We want to minimize false positives and false negatives.

constituents

Instance space \(X\)
Concept class \(C\) (functions over \(X\))
Hypothesis class \(H\) (functions over \(X\))
- “proper learning” \(H=C\) —we are done
\(A\) PAC-learns \(C\) if
- \(\forall c \in C, \forall D \sim X\), when \(A\) gets inputs sampled from \(D\) and outputs \(h \in H\), we want…

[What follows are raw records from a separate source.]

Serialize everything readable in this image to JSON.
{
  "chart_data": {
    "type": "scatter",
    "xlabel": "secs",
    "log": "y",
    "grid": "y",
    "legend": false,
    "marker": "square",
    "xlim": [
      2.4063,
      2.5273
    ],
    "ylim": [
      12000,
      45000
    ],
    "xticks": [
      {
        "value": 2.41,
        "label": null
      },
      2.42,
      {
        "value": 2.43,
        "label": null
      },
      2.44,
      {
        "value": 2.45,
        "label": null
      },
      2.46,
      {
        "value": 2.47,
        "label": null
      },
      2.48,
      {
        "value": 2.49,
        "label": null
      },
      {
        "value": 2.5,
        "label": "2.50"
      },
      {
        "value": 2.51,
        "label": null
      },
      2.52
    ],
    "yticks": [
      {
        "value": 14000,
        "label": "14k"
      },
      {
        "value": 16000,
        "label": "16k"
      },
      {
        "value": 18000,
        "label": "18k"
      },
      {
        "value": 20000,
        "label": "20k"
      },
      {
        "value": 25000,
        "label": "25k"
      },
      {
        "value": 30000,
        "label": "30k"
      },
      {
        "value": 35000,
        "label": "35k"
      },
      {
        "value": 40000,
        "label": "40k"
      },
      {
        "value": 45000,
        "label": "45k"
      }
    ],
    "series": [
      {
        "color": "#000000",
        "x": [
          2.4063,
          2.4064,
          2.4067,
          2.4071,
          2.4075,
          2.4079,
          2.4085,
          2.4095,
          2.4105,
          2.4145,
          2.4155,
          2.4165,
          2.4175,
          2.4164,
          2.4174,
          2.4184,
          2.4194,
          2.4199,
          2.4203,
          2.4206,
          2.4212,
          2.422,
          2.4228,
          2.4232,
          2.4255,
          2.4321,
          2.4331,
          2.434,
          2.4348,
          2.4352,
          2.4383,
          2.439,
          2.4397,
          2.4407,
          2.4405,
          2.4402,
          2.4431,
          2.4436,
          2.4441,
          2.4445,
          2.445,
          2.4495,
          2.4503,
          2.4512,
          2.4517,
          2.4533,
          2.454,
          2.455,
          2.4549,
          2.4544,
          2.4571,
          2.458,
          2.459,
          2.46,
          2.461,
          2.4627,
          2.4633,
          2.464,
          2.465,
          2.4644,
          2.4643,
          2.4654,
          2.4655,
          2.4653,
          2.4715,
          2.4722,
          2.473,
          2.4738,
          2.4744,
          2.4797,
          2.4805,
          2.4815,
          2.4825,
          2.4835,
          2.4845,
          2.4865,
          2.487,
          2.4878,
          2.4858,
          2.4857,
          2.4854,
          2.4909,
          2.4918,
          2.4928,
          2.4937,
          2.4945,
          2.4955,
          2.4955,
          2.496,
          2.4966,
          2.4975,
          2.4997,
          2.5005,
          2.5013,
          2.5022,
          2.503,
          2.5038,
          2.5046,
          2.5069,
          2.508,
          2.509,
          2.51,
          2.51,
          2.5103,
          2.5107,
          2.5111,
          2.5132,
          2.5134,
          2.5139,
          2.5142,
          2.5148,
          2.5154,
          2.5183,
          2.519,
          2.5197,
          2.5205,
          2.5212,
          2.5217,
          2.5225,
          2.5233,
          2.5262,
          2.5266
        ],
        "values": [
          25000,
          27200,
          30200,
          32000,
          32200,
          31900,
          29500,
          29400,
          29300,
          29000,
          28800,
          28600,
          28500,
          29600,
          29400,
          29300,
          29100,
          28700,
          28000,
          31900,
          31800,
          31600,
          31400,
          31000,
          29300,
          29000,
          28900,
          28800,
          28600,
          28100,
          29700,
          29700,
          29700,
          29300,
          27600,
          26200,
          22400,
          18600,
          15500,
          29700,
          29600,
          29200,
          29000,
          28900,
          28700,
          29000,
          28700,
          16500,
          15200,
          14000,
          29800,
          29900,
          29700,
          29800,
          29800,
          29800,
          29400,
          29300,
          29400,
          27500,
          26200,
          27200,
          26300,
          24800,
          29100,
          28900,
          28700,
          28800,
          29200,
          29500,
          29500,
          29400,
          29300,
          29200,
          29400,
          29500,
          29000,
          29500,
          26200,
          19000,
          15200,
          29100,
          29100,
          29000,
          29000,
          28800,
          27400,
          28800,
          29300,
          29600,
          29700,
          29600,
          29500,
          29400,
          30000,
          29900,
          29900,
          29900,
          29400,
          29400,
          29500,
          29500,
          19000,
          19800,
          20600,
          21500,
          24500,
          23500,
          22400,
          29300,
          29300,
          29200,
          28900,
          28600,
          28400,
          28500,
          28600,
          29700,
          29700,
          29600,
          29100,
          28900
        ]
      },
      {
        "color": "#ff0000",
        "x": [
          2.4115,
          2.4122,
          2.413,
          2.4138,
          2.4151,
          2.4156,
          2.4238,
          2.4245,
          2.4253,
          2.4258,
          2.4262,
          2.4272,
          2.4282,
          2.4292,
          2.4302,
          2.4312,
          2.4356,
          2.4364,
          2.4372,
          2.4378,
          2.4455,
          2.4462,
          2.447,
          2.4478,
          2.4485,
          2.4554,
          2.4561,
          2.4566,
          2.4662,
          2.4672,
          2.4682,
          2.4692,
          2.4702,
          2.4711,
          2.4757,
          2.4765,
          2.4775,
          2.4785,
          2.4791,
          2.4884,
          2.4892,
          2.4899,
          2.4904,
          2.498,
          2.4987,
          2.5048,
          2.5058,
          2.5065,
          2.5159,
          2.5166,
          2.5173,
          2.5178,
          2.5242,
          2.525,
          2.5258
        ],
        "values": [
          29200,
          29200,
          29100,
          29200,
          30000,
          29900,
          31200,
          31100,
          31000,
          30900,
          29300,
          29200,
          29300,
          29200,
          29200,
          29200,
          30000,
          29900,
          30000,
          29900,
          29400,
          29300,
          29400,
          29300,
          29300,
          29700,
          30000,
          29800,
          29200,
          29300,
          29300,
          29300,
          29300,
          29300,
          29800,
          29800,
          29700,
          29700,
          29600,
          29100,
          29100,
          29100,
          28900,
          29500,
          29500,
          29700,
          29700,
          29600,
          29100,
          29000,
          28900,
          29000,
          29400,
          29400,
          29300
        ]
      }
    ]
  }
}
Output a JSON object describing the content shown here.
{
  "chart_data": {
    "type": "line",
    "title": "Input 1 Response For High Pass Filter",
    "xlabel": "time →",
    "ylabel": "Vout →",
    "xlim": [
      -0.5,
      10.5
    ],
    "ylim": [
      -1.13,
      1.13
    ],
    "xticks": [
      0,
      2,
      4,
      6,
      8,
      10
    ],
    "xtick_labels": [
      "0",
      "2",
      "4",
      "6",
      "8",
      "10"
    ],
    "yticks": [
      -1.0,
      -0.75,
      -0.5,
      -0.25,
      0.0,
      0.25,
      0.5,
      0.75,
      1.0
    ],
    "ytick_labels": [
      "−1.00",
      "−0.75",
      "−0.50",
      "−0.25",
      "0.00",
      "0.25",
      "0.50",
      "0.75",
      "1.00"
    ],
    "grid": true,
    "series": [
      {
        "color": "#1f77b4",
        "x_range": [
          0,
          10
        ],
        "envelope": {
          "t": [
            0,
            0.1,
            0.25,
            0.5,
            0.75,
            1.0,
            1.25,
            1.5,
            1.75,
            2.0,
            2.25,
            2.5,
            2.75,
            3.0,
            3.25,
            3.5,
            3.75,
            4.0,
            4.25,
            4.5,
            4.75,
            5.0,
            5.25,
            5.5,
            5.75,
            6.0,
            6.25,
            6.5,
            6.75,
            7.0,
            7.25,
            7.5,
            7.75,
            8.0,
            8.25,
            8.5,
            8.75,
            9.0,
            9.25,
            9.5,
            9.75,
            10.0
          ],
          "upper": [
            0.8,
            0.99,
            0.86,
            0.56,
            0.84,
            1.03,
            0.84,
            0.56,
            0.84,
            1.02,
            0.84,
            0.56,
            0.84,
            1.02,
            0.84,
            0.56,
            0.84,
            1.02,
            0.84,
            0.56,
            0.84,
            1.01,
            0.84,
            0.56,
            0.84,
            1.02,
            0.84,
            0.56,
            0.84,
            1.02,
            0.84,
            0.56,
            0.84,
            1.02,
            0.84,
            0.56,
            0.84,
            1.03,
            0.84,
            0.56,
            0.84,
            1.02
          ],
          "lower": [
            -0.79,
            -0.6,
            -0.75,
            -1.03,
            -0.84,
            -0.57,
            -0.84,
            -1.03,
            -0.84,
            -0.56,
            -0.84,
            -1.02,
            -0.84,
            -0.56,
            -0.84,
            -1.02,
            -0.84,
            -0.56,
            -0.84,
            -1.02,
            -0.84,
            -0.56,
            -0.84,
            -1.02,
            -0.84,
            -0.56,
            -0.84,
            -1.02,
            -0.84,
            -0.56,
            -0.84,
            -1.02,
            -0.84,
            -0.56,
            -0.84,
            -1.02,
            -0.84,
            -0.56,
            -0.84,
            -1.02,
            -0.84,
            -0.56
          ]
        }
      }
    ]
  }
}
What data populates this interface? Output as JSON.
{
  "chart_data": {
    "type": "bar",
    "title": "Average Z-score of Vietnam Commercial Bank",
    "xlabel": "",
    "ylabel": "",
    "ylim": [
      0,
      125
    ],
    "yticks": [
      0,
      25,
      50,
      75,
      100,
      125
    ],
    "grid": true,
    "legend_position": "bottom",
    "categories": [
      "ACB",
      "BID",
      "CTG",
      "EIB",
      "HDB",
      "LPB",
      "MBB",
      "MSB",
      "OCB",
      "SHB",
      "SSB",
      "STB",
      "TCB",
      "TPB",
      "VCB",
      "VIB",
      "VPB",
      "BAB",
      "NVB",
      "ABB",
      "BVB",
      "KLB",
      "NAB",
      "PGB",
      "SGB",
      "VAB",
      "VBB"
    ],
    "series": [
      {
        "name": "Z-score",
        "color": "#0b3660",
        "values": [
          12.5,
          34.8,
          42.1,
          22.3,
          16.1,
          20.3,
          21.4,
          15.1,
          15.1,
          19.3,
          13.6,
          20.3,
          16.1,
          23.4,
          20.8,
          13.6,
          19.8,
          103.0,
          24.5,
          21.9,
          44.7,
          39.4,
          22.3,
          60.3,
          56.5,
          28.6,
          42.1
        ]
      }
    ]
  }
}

\begin{equation} P_{A} [ P_{x \in D}[h(x) \neq c(x)] > \delta] < \epsilon \end{equation}

our learning scheme wants the probability of an error beyond a super large \(\delta\) to be small \(< \epsilon\).

Occam’s Razor

any algorithm \(A\) that outputs a small hypothesis \(h\) that works on the input, then \(A\) has PAC-learned and its likely to generalize (you have to get very unlucky to have a simple explanation to explain a large bunch of input because its quite hard to overfit).

PAC-learn a DFA

Occam’s Razor, we should just keep building a DFA until you get the right one starting from the smallest DFA.

butt… that’s exponential. so:

let’s define \(L^{?}\) such that either \(w \in L^{?}\), or \(w \not \in L^{?}\) , or we don’t know. We want to say \(L^{?}\) distinguishes \(x\) and \(y\), then there exists some \(z\) such that \(x z \in L^{?}\) and \(y z \not \in L^{?}\) or vise versa.

this is not an equivalence relation, beause ther’s is no transitivityy.

you probably can’t though, learn DFAs actively; you can learn automata actively.